Più semplici le altre occorrenze : in Pg XVIII 21 Virgilio spiega che l'animo umano, dotato di facoltà appetitiva, è pronto ad amare tutto ciò che piace, non appena sia richiamato in a. dal suo oggetto, il piacere (tosto che dal piacere in atto è desto); in XXV 84 Stazio dice che dopo la morte le facoltà superiori dell'anima (memoria, intelligenza e volontà) sono in atto molto più che prima agute, attive molto più che durante la vita " perché non sono impedite da alcuna virtù naturale e sensitiva " (Ottimo), mentre le altre facoltà, sfornite di organi, sono tutte quante mute (v. 82), allo stato di pura potenza.
Bibl. - Si tralascia l'indicazione delle opere di carattere generale sulla dottrina dell'a. e ci si limita a dare gli estremi di quelle citate: Alberto Magno, De Anima, in Opera omnia, ed.

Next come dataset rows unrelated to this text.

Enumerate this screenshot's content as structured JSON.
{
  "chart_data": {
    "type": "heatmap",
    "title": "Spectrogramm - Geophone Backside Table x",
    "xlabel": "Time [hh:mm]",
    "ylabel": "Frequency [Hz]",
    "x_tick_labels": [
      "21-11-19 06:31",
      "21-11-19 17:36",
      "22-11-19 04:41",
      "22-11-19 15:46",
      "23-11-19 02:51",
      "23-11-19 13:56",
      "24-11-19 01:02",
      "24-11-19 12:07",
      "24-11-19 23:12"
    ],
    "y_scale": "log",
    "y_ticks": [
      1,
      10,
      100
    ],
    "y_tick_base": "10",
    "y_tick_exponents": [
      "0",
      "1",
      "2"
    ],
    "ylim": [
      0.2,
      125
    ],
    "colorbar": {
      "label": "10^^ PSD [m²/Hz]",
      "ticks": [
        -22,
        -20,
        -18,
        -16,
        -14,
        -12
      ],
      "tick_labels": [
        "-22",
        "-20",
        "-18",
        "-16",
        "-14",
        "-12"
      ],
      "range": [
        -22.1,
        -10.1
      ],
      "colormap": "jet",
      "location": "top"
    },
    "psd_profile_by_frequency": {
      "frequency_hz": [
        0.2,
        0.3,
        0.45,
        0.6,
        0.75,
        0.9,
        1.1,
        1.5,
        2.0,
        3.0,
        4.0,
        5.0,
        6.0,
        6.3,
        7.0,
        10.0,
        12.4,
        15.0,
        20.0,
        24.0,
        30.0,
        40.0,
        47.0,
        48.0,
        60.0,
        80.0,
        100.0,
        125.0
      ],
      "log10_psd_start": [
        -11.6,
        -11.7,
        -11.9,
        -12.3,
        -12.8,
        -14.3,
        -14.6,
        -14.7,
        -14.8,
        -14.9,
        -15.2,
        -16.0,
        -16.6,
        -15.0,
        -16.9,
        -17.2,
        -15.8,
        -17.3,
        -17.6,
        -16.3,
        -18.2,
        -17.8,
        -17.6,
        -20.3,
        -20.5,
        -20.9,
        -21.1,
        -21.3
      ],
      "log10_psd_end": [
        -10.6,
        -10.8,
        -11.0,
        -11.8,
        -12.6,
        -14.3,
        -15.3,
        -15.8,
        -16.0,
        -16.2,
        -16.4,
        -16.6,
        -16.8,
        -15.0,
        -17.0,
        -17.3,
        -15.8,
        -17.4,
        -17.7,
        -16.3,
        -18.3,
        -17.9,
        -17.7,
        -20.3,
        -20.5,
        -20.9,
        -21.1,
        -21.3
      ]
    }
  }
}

A. Borgnet, v, Parigi 1890; Id., Methaphysica, ed. B. Geyer, I-II, Monasterii Westf. 1960-64; Averroè, Commentarium magnum in Aristotelis de anima libros, ed. F.S. Crawford, " Corpus Commentariorum Averrois in Aristotelem ", VI, I Cambridge Mass. 1953; IBN Sinã (Avicenna), Livres des directives et remarques, trad. A.M. Goichon, Beyrouth-Parigi 1951; B. Nardi, D. e la cultura medievale, Bari 19492; ID., La filosofia di D., in Grande Antologia Filosofica, IV, Milano 1954, 1173-74; Anselmo, Monologion, in Opera omnia, ed. F.S. Schmitt, I, Edimburgo 1946, 30-31; D. P. Henry, The De grammatico of St. Anselm. The Theory of Paronymy, Notre Dame Ind. 1964; M.-D. Chenu, La théologie au douuième siècle, Parigi 1957, 100-107.